At this point, of course, I can hear the standard objection. But what I am most assuredly not suggesting is that a nation or regime should “police” the world, as the common objection goes. Indeed, the wisdom of the just-war tradition is that it requires that humans and nations severely qualify intervention or non-intervention – a process of deliberation that combines moral principle with pragmatic discernment. These two – principle and prudence – must go hand in hand; the latter is needed to indicate whether and how the former applies in a particular geopolitical context.

The second element, wed to justice, is what we might call love of the neighbor. Neighbor-love is expressed, quite simply, in the so-called “Golden Rule” teaching of both Plato and Jesus. The ethic of the “Golden Rule” implies both positive and negative obligations toward one’s neighbor. Positively, we treat others as we ourselves would wish to be treated; negatively, we do not treat others – or permit them to be treated – in a manner that we would not wish for ourselves. This simple moral guideline is rich with policy implications, both at the domestic and foreign level.

But “Golden-Rule” logic needs to be further clarified. Writing on the ethics of intervention during the tension of the Cold War, Princeton ethicist Paul Ramsey set forth the argument that just-war thinking is rooted in the recognition of certain inalienable ethical obligations that all humans, everywhere and at all times have toward one another. Speaking from within the Christian moral tradition, Ramsey readily granted that extending charity toward the “neighbor” or the stranger is counter-intuitive to our human inclinations. Nevertheless, he insisted, neighbor-love is a unique contribution of Christian moral reflection to social ethics, political theology, and in the end, policy considerations. Christian theology, of course, affirms that all people, based on their shared humanity (which derives from being created in the divine image) have an intrinsic dignity and hence deserve equal regard. An important implication of this intrinsic dignity is that human beings qua human beings are to be sheltered from arbitrary and inhumane acts of oppression; so, for example, the parable of the “Good Samaritan.4

But we seek to ameliorate human suffering not merely out of a sense of duty (although such surely is our duty); rather, we do this out of an awareness of human solidarity. In moral-philosophical terms, this sense of solidarity or neighbor-love accords with natural-law ethics: that is, all human beings possess basic moral knowledge – a moral pre-understanding, as it were, and what the apostle Paul called “the law written on the heart”5 – which requires of all people that they do good and avoid evil. This moral intuition concerns, in the words of one social philosopher, “what we can’t not know.”6 Therefore, neighbor-love, supported by Golden Rule- and natural-law moral reasoning, calls us, positively, to treat others as we ourselves would wish to be treated, based on our shared humanity and our capacity as moral agents, and negatively, to relieve or prevent intolerable suffering that confronts our “neighbor” – whether that be the next-door neighbor in our local community or a nation in the wider international community. Justice and charity working together will not tolerate the oppressive suffering of a neighbor.

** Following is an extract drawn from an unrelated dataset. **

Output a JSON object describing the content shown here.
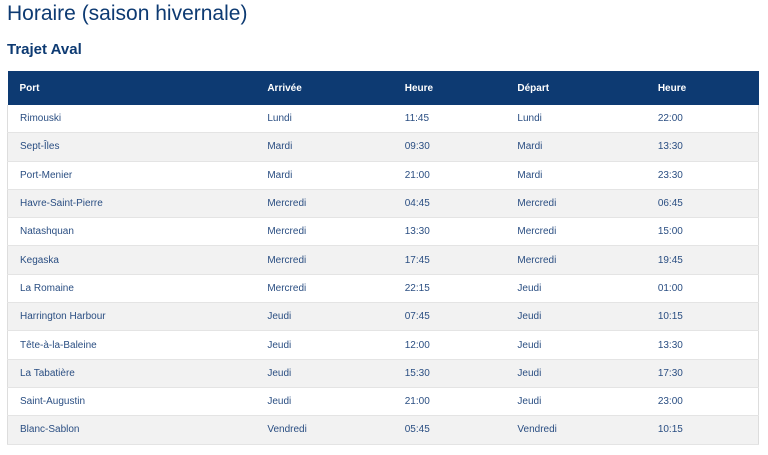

If human beings fail to heed these rudimentary and universal moral intuitions, if they fail to uphold the good and resist or prevent evil, as they themselves would wish others to do on their behalf, then justice is impossible to realize. To be sure, one does not need religious faith to intuit moral obligation toward others, and to perform what is just and humane. At the same time, Christian theology sharpens our awareness of both (a) the fact that justice and charity are owed to all fellow human beings and (b) the symbiotic manner in which justice and charity cohere. These moral realities apply every bit as much to the community of nations of which we are a part as they do to the local neighborhoods in which we live.